I wasn’t so lucky to have the dorm to myself, though the guy from Paris who shared the dorm with me was respectful and quiet. I was lucky to have two great meals that day. In the morning, I ate at Habitus, somehow thinking that I had eaten at Fabrica, a popular cafe chain in Sarajevo. I even suggested Fabrica to some people later. This was one of those instances when I changed the name of the place to my convenience, and then it became that.

A carrot cake, a cappuccino, and a brioche toast with lettuce, tomatoes, avocados, and some juicy things became my happy morning meal. From Habitus, I walked towards downtown, coming to the old market, the fountain surrounded by pigeons and tourists, shops and cafes, and here I felt completely happy. There was a nice buzz about the place. A long white dress hung from a store. I liked it and would have bought it had it been short-sleeved, though I didn’t have space for anything.
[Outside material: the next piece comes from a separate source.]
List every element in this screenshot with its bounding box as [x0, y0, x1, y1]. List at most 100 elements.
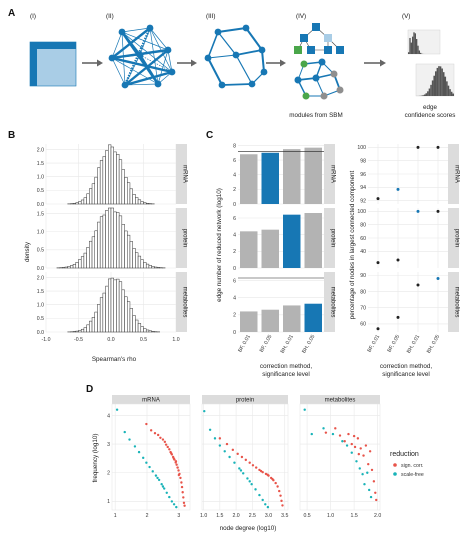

Yes, first I arrived at the old square. They say the fountain was built by the Ottomans. Then I was around the cafes, and then around the cloth stores and so on. Music was playing somewhere. People were chilling. I liked the vibe of the city and felt better. As if I could breathe more easily after getting out of the hostel.

the tram in sarajevo buildings road as image for best things to see in sarajevo city
My host told me the tram was first started in Sarajevo. It was an experiment by the Austrian Hungarians.

Crossing the bridge and the river, I waited for the tram to pass. Across the road were some fantastic buildings. I had put Trebević on my Google Maps. A part of me wanted to lounge in the cafes, buy that white dress, and soak in the sun, talking to the happy tourists and locals around me. Another part of me wanted to climb up the elusive mountain, away from the people, into nature, making the most of the day, returning to the town in the evening to relax and soak in the evening lights.

The route said the walk to the mountain was about two hours. I didn’t know that that day was going to become very adventurous. Trebević is the second highest mountain of BiH and can not be climbed in two hours from downtown Sarajevo.

But let me write about Trebević in another post. Hope you enjoyed this one.

Would you like to travel to Sarajevo?